Sunatullah! Orang Alim Bisa Jadi Sangat Bodoh dalam Hal Tertentu
Manusia tidak ada yang ma’shum kecuali para Nabi. Untuk menegaskan sunnatullah ini, seringkali Allah menunjukkan sisi kebodohan yang akut dari orang yang secara umum alim. Ini bukan berarti yang bersangkutan bodoh secara mutlak, tapi hanya manusia biasa yang bisa salah dalam beberapa hal yang bukan bidangnya, bahkan kadang kesalahannya fatal.
Sekedar contoh saja, misalnya Imam Ibnu Qudamah al-Maqdisi al-Hanbali. Beliau adalah seorang imam yang alim allamah dalam mazhab Hanbali yang sering disamakan dengan kedudukan Imam Nawawi dalam mazhab Syafi'i. Dengan kedudukam dan otorotasnya yang mentereng, beliau ternyata berkata tentang ajaran Asy'ariyah sebagai berikut:
وهذا حال هؤلاء القوم لا محالة فهم زنادقة بغير شك فإنه لا شك في أنهم يظهرون تعظيم المصاحف إيهاما أن فيها القرآن ويعتقدون في الباطن أنه ليس فيها إلا الورق والمداد
"Itulah kondisi kaum tersebut yang pasti merupakan kaum zindiq tanpa diragukan. Sesungguhnya tidak ada ketaguan bahwa mereka menampakkan pengagungan terhadap mushaf seolah-olah mengesankan bahwa di dalamnya ada Al-Qur'an dan meyakini dalam hatinya bahwa di dalamnya tidak ada apa-apa kecuali kertas dan tinta (bukan Al-Qur'an)".
Sebenarnya masih panjang pernyataan aneh bin ajaib dari beliau tentang ajaran Asy'ariyah yang akhirnya sampai pada kesimpulan bahwa hakikat Asy'ariyah adalah tidak meyakini bahwa Nabi Muhammad adalah Rasulullah!. Ya, segawat dan seabsurd itu tuduhannya.
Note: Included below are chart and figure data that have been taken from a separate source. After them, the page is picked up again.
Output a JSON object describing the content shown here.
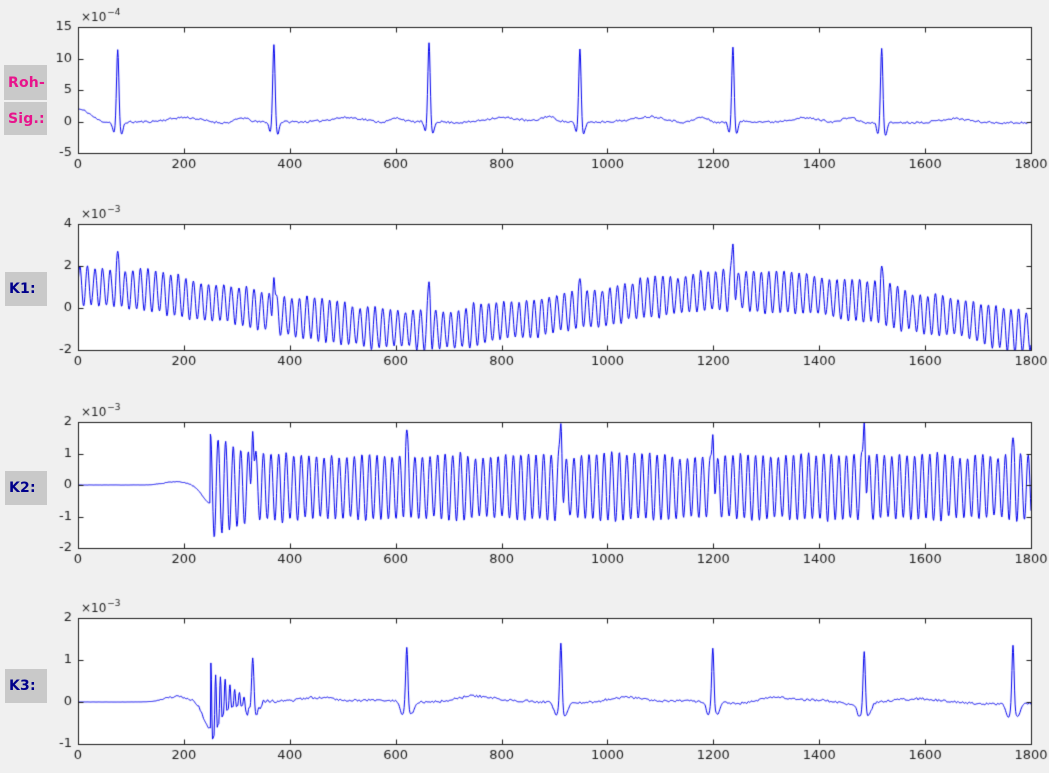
{
  "side_labels": {
    "roh_line1": "Roh-",
    "roh_line2": "Sig.:",
    "k1": "K1:",
    "k2": "K2:",
    "k3": "K3:"
  },
  "colors": {
    "figure_background": "#f0f0f0",
    "plot_background": "#ffffff",
    "line": "#0000ee",
    "axis": "#1a1a1a",
    "tick_label": "#1f1f1f",
    "label_box": "#c9c9c9",
    "roh_label": "#e8148c",
    "k_label": "#00008b"
  },
  "chart_data": [
    {
      "type": "line",
      "name": "roh_sig",
      "side_label": "Roh- Sig.:",
      "exponent": {
        "base": "×10",
        "power": "−4"
      },
      "xlim": [
        0,
        1800
      ],
      "xticks": [
        0,
        200,
        400,
        600,
        800,
        1000,
        1200,
        1400,
        1600,
        1800
      ],
      "ylim": [
        -5,
        15
      ],
      "yticks": [
        -5,
        0,
        5,
        10,
        15
      ],
      "grid": false,
      "legend": null,
      "signal": {
        "kind": "ecg_raw",
        "description": "raw ECG, units 1e-4, QRS spikes over noisy baseline",
        "start_value": 1.7,
        "start_decay": 22,
        "baseline_offset": -0.12,
        "wander": 0.2,
        "noise": 0.17,
        "beats": [
          [
            75,
            11.4
          ],
          [
            370,
            12.2
          ],
          [
            663,
            12.5
          ],
          [
            948,
            11.5
          ],
          [
            1237,
            11.8
          ],
          [
            1518,
            11.6
          ]
        ],
        "q_dip": -1.6,
        "s_dip": -1.9,
        "p_amp": 0.85,
        "t_amp": 0.7
      }
    },
    {
      "type": "line",
      "name": "k1",
      "side_label": "K1:",
      "exponent": {
        "base": "×10",
        "power": "−3"
      },
      "xlim": [
        0,
        1800
      ],
      "xticks": [
        0,
        200,
        400,
        600,
        800,
        1000,
        1200,
        1400,
        1600,
        1800
      ],
      "ylim": [
        -2,
        4
      ],
      "yticks": [
        -2,
        0,
        2,
        4
      ],
      "grid": false,
      "legend": null,
      "signal": {
        "kind": "hum_drift",
        "description": "dense mains-hum oscillation riding a slow baseline wander, ECG spikes poking through",
        "period": 14.3,
        "osc_amp": 0.95,
        "amp_jitter": 0.12,
        "noise": 0.09,
        "mean_keys": [
          [
            0,
            1.05
          ],
          [
            120,
            0.85
          ],
          [
            260,
            0.25
          ],
          [
            420,
            -0.45
          ],
          [
            560,
            -0.95
          ],
          [
            680,
            -1.05
          ],
          [
            820,
            -0.6
          ],
          [
            960,
            -0.05
          ],
          [
            1100,
            0.55
          ],
          [
            1220,
            0.85
          ],
          [
            1330,
            0.75
          ],
          [
            1480,
            0.35
          ],
          [
            1620,
            -0.35
          ],
          [
            1800,
            -1.15
          ]
        ],
        "spikes": [
          [
            75,
            2.7
          ],
          [
            370,
            1.45
          ],
          [
            663,
            1.25
          ],
          [
            948,
            1.4
          ],
          [
            1237,
            3.05
          ],
          [
            1518,
            2.0
          ]
        ]
      }
    },
    {
      "type": "line",
      "name": "k2",
      "side_label": "K2:",
      "exponent": {
        "base": "×10",
        "power": "−3"
      },
      "xlim": [
        0,
        1800
      ],
      "xticks": [
        0,
        200,
        400,
        600,
        800,
        1000,
        1200,
        1400,
        1600,
        1800
      ],
      "ylim": [
        -2,
        2
      ],
      "yticks": [
        -2,
        -1,
        0,
        1,
        2
      ],
      "grid": false,
      "legend": null,
      "signal": {
        "kind": "hum_onset",
        "description": "flat start, dip, then steady hum oscillation from x=250 with ECG spikes",
        "flat_until": 148,
        "bump": [
          185,
          22,
          0.1
        ],
        "predip": [
          251,
          16,
          -0.58
        ],
        "onset": 250,
        "period": 14.3,
        "base_amp": 1.0,
        "extra_amp": 0.6,
        "extra_decay": 55,
        "amp_jitter": 0.08,
        "mean": -0.06,
        "noise": 0.07,
        "phase": 1.45,
        "spikes": [
          [
            330,
            1.7
          ],
          [
            621,
            1.75
          ],
          [
            912,
            1.95
          ],
          [
            1199,
            1.6
          ],
          [
            1485,
            2.0
          ],
          [
            1766,
            1.5
          ]
        ]
      }
    },
    {
      "type": "line",
      "name": "k3",
      "side_label": "K3:",
      "exponent": {
        "base": "×10",
        "power": "−3"
      },
      "xlim": [
        0,
        1800
      ],
      "xticks": [
        0,
        200,
        400,
        600,
        800,
        1000,
        1200,
        1400,
        1600,
        1800
      ],
      "ylim": [
        -1,
        2
      ],
      "yticks": [
        -1,
        0,
        1,
        2
      ],
      "grid": false,
      "legend": null,
      "signal": {
        "kind": "filtered_ecg",
        "description": "filtered ECG: flat start, dip, ringing transient at x=250, then clean QRS spikes",
        "flat_until": 148,
        "bump": [
          185,
          22,
          0.1
        ],
        "predip": [
          250,
          13,
          -0.62
        ],
        "transient": {
          "start": 251,
          "amp": 1.55,
          "decay": 30,
          "period": 9,
          "neg_clip": -0.2
        },
        "noise": 0.03,
        "slow_noise": 0.06,
        "beats": [
          [
            330,
            1.05
          ],
          [
            621,
            1.3
          ],
          [
            912,
            1.4
          ],
          [
            1199,
            1.28
          ],
          [
            1485,
            1.2
          ],
          [
            1766,
            1.35
          ]
        ],
        "pre_dip": -0.3,
        "post_dip": -0.3,
        "t_amp": 0.12
      }
    }
  ]
}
Itu semua tidak lebih dari sekedar Strawman Fallacy alias membayangkan sendiri yang buruk-buruk tentang lawan lalu menyerang bayangan buruk yang dibuatnya sendiri, seperti orang yang membayangkan musuhnya sebagai orang-orangan sawah lalu menyerang orang-orangan sawah itu. Kritiknya tidak nyambung sama sekali sebab tidak ada satupun Asy'ariyah yang menyakini bahwa mushaf bukan Al-Qur'an.
Bukan Karangan Makhluk
Sejak Imam Asy'ari, Imam Ibnu Furak, Imam Baihaqi, Imam Haramain, Imam Ghazali, Imam Nawawi, Imam Razi, Imam Ibnu Hajar, Imam Sanusi, hingga kiamat, semua Asy'arian sepakat bahwa mushaf adalah Al-Qur'an dan kalamullah, bukan karangan makhluk, dalam redaksinya mengandung mukjizat, menyentuhnya wajib berwudhu dan membacanya dapat pahala.
Strawman Fallacy ini bermula dari ajaran Asy'ariyah yang secara akurat membedakan mana unsur yang qadim dan tidak qadim dari Al-Qur'an. Asy'ariyah yang notabene arus utama Ahlussunnah wal jamaah mengatakan bahwa mushaf yang terdiri dari kertas dan tinta jelas tidak qadim sebab faktanya ia adalah buatan pabrik.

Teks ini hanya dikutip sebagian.